Now comes the hard part. Waiting. You will need to wait for the cycle to grow. But you do not have to do anything else. Do not add more ammonia, do not change any water. Simply wait. In about a week, test your water for ammonia and nitrites. You should read ammonia of about 3 (or close to what you put in) and, before long, you will start to see a reading of nitrites. This means the first type of bacteria is beginning to grow and process the ammonia into nitrites.
GREAT! You have completed the first step. Now you wait some more.
The second type of bacteria that creates a tank's cycle will now need to grow to process the nitrites into nitrates. These bacteria are far more touchy and temperamental than the first type of bacteria. The wonderful part of a fishless cycle is that you do not have to upset their growing colony by water changes or salt additions to protect your fish, and you can keep the water nice and toasty warm - just the way they love it.
Waiting for the second type of bacteria to grow takes patience. But have faith - it really does happen. Soon, you should start to see a little positive reading for nitrate. This means you are reaching the end of the process.
To give you an idea of what you might see on a series of tests, here are some readings that I did in a 50 gallon tank that was cycled using the fishless cycle.

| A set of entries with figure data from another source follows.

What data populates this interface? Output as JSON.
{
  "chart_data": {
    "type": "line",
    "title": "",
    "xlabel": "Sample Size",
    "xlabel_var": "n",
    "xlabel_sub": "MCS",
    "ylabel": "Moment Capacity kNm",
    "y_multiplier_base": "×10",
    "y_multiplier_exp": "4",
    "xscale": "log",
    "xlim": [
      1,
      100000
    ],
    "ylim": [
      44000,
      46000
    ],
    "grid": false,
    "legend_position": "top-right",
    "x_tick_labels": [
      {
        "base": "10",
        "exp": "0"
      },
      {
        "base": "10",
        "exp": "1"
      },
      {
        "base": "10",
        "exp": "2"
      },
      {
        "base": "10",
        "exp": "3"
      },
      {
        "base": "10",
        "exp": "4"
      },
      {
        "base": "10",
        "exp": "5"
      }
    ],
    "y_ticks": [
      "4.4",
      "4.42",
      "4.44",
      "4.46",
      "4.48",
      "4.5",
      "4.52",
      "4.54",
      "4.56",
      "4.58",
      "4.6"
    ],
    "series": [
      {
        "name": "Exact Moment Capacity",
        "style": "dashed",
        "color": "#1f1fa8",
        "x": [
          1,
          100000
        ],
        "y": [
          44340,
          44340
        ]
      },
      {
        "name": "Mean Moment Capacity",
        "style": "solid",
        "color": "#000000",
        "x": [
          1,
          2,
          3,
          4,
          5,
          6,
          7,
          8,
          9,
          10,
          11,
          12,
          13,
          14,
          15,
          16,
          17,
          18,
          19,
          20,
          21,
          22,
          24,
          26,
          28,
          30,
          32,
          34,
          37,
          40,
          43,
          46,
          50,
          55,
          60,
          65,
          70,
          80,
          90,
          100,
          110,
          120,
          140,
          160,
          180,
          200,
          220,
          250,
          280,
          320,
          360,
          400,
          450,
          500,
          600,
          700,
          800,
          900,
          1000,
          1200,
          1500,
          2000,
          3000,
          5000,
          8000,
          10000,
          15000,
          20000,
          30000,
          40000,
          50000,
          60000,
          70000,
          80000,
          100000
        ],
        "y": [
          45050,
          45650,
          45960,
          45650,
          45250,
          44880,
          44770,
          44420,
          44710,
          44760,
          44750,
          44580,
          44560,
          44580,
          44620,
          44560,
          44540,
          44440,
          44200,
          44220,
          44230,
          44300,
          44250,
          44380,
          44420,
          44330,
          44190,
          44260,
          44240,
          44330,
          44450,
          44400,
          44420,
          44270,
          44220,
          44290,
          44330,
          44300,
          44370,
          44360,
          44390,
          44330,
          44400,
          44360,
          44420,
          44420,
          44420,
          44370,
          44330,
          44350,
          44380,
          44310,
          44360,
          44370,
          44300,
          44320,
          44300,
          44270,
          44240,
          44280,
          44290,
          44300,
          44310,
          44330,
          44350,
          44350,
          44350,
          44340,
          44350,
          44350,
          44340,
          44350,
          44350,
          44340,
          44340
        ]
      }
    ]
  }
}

|Day 1||4 ammonia||0 nitrite||0 nitrate|
|Day 7||4 ammonia||0 nitrite||0 nitrate|
|Day 10||4 ammonia||.25 nitrite||0 nitrate|
|Day 14||3 ammonia||.50 nitrite||0 nitrate|
|Day 20||1 ammonia||5 nitrite||0 nitrate|
|Day 21||0 ammonia||5 nitrite||0 nitrate|
At this point, .3 (point three, or three tenths)cc of ammonia was added on a daily basis. This continued to feed the ammonia processing bacteria. This is a tiny amount of ammonia in a large tank. A smaller tank will need less. This is the equivilant of one small fish producing waste each day. Every day from then on, the first type of bacteria should process all the ammonia from your daily addition into nitrite and the ammonia reading should remain at zero
|Day 28||0 ammonia||4 nitrite||trace nitrate|
|Day 30||0 ammonia||3 nitrite||20 nitrate|
|Day 36||0 ammonia||1 nitrite||80 nitrate|
|Day 40||0 ammonia||0 nitrite||160+ nitrate|
The tank has now grown a cycle of beneficial bacteria. To make this tank habitable for fish, you now need to do a massive water change to bring the nitrate levels down to a reasonable value (20ppm or less). Do 50-75% change. Test the water. Change a little more if necessary. Do not rinse, change or even touch the filter. Do not clean any equipment, decorations or tank sides. Change only the water. Turn down the heat to the temperature you wish for your tank. Add your fish.
Since this is a newly created cycle, it is still not adjusted to the number of fish you may wish to have in your tank. The amount of ammonia that you have been adding to the tank is not the amount that a full load of fish will add. You need to watch your water parameters carefully for the first week or so after adding fish to make sure that the growing colonies of bacteria can handle all the ammonia the fish are feeding them. Change a percentage of your water as necessary to keep any excess under control. Do not disturb the filter. Within a day or two, the entire tank will balance out and will work perfectly!
Congratulations. You have done a fishless cycle!